Newspaper Svalbardposten reported that those laws are now being applied to Svalbard by Norway’s Labour-Center government that was elected last autumn. Justice Minister Emilie Enger Mehl of the Center Party claims it’s necessary in order for Svalbard’s local government “to maintain ties to the mainland and ensure sufficient knowledge and understanding of laws applying to Svalbard.”

Mehl also acknowledged that Norway wants to maintain “a Norwegian society” in Svalbard that’s attractive for Norwegian families. She’s worried that Svalbard’s demographics have been changing in recent years, especially after most of its coal mining industry was shut down under pressure from the UN and climate activists.

Many of those now living in Svalbard have no ties to Norway, have moved to the Arctic islands in order to work in often controversial tourism-related ventures, and are more transient. “In recent years there’s been considerable numbers of people moving from abroad to Longyearbyen,” Mehl told Svalbardposten. That may continue, but now they won’t be able to vote.

Barentsburg is a strategically important stronghold for the Russians on Svalbard, and its second-largest population center after Longyearbyen. The Russians periodically complain about Norway’s administration of the archipelago, and now tensions with Russia are higher than they’ve been for years.. PHOTO: newsinenglish.no

Svalbard also has a small Russian population living in the mining town of Barentsburg, reachable only by boat or helicopter from Svalbard’s main settlement of Longyearbyen. It was unclear whether current tensions with Russia over its invasion of Ukraine had anything to do with the Norwegian government’s new effective ban on foreign political representation.

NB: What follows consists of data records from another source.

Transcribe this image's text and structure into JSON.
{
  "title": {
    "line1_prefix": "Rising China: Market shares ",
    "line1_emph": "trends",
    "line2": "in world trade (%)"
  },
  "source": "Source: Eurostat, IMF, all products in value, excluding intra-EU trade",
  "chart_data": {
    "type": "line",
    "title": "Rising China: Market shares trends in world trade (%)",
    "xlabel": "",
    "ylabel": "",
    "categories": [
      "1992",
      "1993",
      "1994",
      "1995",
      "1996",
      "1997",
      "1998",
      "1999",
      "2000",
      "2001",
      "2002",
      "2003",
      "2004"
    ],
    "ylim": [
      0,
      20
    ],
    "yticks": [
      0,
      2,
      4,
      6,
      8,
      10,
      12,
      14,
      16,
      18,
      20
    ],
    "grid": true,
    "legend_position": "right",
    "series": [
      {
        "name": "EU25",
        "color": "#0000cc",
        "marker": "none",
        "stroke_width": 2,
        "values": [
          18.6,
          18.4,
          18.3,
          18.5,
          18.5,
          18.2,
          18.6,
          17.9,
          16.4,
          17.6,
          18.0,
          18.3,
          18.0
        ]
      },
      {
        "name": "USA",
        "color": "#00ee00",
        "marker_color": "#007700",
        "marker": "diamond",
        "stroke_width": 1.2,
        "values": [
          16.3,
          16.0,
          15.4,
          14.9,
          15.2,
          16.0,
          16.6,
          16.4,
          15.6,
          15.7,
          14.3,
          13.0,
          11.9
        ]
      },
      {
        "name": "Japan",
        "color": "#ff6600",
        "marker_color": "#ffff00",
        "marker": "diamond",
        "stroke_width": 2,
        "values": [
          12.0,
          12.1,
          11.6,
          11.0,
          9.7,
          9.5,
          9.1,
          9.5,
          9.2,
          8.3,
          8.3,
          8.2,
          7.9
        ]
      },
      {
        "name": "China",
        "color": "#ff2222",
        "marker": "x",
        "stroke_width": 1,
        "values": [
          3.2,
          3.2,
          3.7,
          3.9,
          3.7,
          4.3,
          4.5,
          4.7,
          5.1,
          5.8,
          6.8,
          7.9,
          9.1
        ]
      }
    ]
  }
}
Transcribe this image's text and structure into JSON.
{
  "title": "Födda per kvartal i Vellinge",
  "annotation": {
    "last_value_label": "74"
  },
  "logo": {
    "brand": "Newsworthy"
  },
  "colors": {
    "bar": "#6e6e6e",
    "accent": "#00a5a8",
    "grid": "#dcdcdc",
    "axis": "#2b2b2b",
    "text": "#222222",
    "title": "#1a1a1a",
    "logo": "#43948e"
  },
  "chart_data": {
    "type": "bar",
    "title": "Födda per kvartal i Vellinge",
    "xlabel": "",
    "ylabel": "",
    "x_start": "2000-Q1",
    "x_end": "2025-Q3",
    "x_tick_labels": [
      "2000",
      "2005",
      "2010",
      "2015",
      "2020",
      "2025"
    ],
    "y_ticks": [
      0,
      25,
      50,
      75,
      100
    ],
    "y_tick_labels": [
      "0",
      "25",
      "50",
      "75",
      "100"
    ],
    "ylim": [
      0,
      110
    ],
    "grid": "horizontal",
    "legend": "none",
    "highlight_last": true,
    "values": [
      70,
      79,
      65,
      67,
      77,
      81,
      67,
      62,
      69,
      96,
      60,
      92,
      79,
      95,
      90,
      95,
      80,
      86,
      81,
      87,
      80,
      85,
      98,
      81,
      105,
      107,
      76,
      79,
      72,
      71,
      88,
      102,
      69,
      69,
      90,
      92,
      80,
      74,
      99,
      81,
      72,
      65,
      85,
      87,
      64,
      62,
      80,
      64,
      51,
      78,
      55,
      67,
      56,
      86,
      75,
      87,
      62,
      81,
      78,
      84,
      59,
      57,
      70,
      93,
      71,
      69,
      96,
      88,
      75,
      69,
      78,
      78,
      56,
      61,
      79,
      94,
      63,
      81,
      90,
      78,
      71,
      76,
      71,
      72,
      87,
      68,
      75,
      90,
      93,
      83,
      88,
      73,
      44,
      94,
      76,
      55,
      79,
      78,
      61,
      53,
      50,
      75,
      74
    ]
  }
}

News bureau NTB reported that fully 700 people, roughly 30 percent of the population, will be affected by the rules change. Olivia Ericson of Sweden is among them: She currently serves on the local council as its only foreign member and won’t be able to run for re-election when her term is up next year. Nor will she be able to vote.

“It’s a sad day,” she told state broadcaster NRK, questioning whether Svalbard will really have a democracy of its own if a third of its residents have no political representation and can’t vote. “There will be a very, very small group that will represent everyone,” Ericson said.

She currently serves as the only foreign citizen on the council. While that may indicate that other foreigners haven’t been interested in taking on such responsibility, it also means foreign residents won’t have a political voice any longer.

The governments stressed, however, that Svalbard’s local council has no taxation authority and tax levels are much lower than on the mainland. Norway sends considerable funding from its mainland economy to finance local public services and infrastructure, motivated by an ongoing desire to keep Svalbard populated and under Norwegian control.